Wisdom can be taught and strengthened by teaching, example, and experience. By wisdom, humans can approach the problem of invasive species, knowing that each case of “invasive species” needs to be evaluated on its own. Only humans were created with the ability to think, reason, and be wise. The animals don’t care, because they were not created to care. We should care, but must care wisely.
If you are a non-Christian environmentalist reading this, we have hope for you. But you need to abandon Darwinism, because it is hopeless. Only becoming reconciled to your Creator can offer a way out of what you perceive to be a global catastrophe. Start here.
If you took that step to follow the Maker’s operating manual and trust its message, now it’s going to take wisdom mixed with realism and logic to move forward. Study the operating manual (the Bible) regularly and learn its principles. Get with others who study it. The manual teaches that the Earth is the Lord’s, not ours, and He cares for it. But it is suffering under the curse of sin right now. We can (and should) alleviate as much of the suffering as we can, but things are going to get worse for awhile. They already did once, before the Flood, when the world was dramatically altered. And yet it is beautiful again in many places. This gives us hope that after another judgment to come, it is not the end of the story.
The end of the manual shows how sinful people, defying their Creator and cursing Him, will usher in unprecedented depths of human evil that God will judge fiercely with environmental catastrophes. But all is not lost, because a new world is coming in which righteousness dwells, and peace and equilibrium will be better than it was originally. So don’t give up hope.
This does not mean there is nothing worth doing now to help the environment. On the contrary, we express our unselfish love for our fellow humans by doing good: using science to cure disease and suffering, protecting species from extinction where we can, and worshiping our Maker with thankfulness for the good things that surround us. He made the pleasures and beauties of the world for us and for the benefit of all other creatures, too. It takes reason and wisdom to figure out how to be good stewards. What hills are worth dying on? What species must be saved, knowing that we cannot help them all? Should the invasive grasses on Maui have been obliterated before the fire, or should better construction regulations been put in place knowing the risk? I don’t know the answers in specific cases, but the Christian worldview—and not Darwin’s—provides a foundation for reasoning about the best solution for each situation.
So take heart. It’s possible to be a good steward of the environment without freaking out with “eco-grief,” because we know that our Maker cares for the Earth more than we do, and watches over it with providential care. He has a master plan that is unfolding on schedule. Even if the world ends in fire (see II Peter 3), all is not lost.
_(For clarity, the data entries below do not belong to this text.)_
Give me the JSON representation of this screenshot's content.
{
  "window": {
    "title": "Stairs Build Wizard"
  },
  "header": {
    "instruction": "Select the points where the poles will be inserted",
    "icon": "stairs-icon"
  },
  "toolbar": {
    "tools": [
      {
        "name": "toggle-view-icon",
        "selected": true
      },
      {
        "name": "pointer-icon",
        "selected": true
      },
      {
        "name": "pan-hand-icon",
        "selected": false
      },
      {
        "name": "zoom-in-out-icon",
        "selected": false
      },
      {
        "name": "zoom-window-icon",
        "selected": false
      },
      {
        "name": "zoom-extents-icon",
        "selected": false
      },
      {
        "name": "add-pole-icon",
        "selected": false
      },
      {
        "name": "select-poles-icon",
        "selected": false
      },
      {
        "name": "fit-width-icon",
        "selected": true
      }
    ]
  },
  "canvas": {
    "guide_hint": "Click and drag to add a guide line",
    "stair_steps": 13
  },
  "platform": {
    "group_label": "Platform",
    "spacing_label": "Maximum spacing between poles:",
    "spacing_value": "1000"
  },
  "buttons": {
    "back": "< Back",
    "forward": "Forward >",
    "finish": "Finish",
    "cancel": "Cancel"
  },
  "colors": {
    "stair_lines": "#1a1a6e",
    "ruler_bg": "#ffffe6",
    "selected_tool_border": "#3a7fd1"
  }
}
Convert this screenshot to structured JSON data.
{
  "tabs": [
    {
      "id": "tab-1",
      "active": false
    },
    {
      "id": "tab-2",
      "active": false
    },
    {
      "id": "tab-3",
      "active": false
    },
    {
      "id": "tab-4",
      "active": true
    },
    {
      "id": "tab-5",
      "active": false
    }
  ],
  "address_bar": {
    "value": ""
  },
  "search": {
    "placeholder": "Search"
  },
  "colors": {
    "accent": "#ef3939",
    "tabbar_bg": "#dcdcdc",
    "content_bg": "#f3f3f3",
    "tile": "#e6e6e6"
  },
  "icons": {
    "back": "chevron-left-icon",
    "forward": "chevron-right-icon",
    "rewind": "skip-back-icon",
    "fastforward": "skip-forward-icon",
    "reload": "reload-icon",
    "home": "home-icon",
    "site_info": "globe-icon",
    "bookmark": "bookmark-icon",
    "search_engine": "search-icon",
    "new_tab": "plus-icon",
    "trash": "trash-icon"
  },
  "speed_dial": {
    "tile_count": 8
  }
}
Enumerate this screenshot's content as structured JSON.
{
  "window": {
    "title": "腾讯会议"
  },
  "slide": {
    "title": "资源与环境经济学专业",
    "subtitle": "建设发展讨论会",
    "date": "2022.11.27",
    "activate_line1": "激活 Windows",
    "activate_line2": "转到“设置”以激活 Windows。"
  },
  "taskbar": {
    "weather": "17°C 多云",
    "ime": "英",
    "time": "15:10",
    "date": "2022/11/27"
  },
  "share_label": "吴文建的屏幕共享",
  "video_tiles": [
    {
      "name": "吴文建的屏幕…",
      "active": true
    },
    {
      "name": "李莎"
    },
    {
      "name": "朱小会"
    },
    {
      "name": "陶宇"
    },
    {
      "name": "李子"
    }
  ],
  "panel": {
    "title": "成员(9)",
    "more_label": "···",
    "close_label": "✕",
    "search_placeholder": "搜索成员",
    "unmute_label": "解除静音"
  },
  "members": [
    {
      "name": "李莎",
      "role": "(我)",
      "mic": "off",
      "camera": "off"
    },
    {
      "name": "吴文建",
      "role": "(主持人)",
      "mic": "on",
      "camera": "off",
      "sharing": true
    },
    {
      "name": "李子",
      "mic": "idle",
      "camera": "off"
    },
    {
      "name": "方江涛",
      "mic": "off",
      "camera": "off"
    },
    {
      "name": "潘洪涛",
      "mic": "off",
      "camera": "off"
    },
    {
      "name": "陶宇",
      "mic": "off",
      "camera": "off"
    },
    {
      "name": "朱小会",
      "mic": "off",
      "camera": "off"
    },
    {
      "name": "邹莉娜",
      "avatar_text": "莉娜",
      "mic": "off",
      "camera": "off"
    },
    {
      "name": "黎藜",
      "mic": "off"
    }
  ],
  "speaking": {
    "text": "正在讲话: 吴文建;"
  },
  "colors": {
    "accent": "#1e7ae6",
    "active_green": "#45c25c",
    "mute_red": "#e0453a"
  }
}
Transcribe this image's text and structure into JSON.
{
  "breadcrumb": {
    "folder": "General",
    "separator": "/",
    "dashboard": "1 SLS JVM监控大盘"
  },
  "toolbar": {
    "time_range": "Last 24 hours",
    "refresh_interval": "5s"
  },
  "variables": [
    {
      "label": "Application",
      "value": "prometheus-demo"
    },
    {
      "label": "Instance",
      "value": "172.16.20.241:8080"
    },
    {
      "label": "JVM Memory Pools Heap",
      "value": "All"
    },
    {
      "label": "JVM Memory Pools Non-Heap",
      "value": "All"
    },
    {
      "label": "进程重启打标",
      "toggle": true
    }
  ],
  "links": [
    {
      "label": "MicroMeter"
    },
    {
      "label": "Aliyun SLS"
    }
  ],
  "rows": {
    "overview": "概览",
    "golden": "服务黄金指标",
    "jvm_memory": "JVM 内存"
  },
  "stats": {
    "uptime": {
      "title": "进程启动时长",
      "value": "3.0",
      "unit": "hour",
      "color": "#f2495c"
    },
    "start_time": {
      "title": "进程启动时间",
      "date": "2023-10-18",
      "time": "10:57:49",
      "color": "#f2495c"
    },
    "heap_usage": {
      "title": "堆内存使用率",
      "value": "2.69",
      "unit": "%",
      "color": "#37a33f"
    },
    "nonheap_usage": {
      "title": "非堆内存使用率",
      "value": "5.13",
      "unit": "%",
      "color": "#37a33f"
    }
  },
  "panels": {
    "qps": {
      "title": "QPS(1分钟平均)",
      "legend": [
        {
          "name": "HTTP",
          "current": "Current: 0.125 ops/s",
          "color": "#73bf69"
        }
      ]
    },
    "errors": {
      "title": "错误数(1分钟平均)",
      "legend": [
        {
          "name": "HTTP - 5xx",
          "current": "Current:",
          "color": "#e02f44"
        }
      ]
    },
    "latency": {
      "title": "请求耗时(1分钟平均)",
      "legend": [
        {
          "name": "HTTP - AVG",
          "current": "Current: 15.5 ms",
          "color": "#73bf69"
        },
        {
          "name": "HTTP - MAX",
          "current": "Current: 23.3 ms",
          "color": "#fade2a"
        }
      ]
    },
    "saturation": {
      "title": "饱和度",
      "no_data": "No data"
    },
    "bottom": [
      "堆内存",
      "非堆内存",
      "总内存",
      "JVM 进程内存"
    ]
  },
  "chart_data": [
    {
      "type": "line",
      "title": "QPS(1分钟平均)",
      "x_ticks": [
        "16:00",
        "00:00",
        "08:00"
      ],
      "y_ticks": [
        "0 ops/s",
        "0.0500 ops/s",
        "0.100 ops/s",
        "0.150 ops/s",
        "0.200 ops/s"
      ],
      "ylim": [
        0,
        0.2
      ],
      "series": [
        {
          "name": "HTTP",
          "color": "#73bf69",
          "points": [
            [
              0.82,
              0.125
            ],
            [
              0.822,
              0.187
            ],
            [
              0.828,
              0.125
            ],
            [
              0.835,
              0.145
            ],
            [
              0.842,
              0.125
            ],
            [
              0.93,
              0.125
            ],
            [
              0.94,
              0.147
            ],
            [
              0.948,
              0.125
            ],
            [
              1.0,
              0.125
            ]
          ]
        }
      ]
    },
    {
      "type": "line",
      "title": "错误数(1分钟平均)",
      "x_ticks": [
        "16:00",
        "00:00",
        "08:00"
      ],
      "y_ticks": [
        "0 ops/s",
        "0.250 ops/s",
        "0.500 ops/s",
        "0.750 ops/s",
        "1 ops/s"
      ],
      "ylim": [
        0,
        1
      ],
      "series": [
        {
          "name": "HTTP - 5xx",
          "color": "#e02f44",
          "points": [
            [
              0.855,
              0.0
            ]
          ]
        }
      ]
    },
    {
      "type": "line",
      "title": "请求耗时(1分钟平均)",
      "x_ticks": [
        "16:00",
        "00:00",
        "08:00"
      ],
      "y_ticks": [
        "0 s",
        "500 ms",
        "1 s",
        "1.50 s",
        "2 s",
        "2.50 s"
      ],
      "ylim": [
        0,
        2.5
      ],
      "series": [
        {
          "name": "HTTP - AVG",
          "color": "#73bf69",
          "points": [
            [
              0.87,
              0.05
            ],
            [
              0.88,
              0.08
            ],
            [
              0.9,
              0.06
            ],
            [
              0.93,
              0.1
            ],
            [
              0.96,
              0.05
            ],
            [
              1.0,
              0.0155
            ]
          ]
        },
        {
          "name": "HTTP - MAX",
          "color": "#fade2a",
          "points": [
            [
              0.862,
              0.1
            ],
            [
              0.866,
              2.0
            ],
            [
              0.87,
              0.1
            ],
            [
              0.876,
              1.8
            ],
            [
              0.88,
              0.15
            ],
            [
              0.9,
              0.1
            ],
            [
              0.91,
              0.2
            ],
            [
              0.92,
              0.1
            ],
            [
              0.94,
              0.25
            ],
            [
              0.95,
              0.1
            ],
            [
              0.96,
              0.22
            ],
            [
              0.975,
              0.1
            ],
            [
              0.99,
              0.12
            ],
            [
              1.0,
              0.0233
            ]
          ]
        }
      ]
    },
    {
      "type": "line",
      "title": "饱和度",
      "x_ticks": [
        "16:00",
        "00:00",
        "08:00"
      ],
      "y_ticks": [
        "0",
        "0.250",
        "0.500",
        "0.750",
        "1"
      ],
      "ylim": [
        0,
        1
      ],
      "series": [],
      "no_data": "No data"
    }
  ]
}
Those who trust in our Maker through his Son have eternal life. That life is available now, and begins when received (John 1:12), and will never end.
If a world under judgment from sin can still be as beautiful as it is now, just think how much better the new Earth will be when sin has been vanquished forever. We will still exercise responsibility, love and gratitude then. We can be practicing now. Each day, we can wake up asking, “Lord, what is the best use of my time today?” Priority #1 might be helping others to follow the Operations Manual like you did.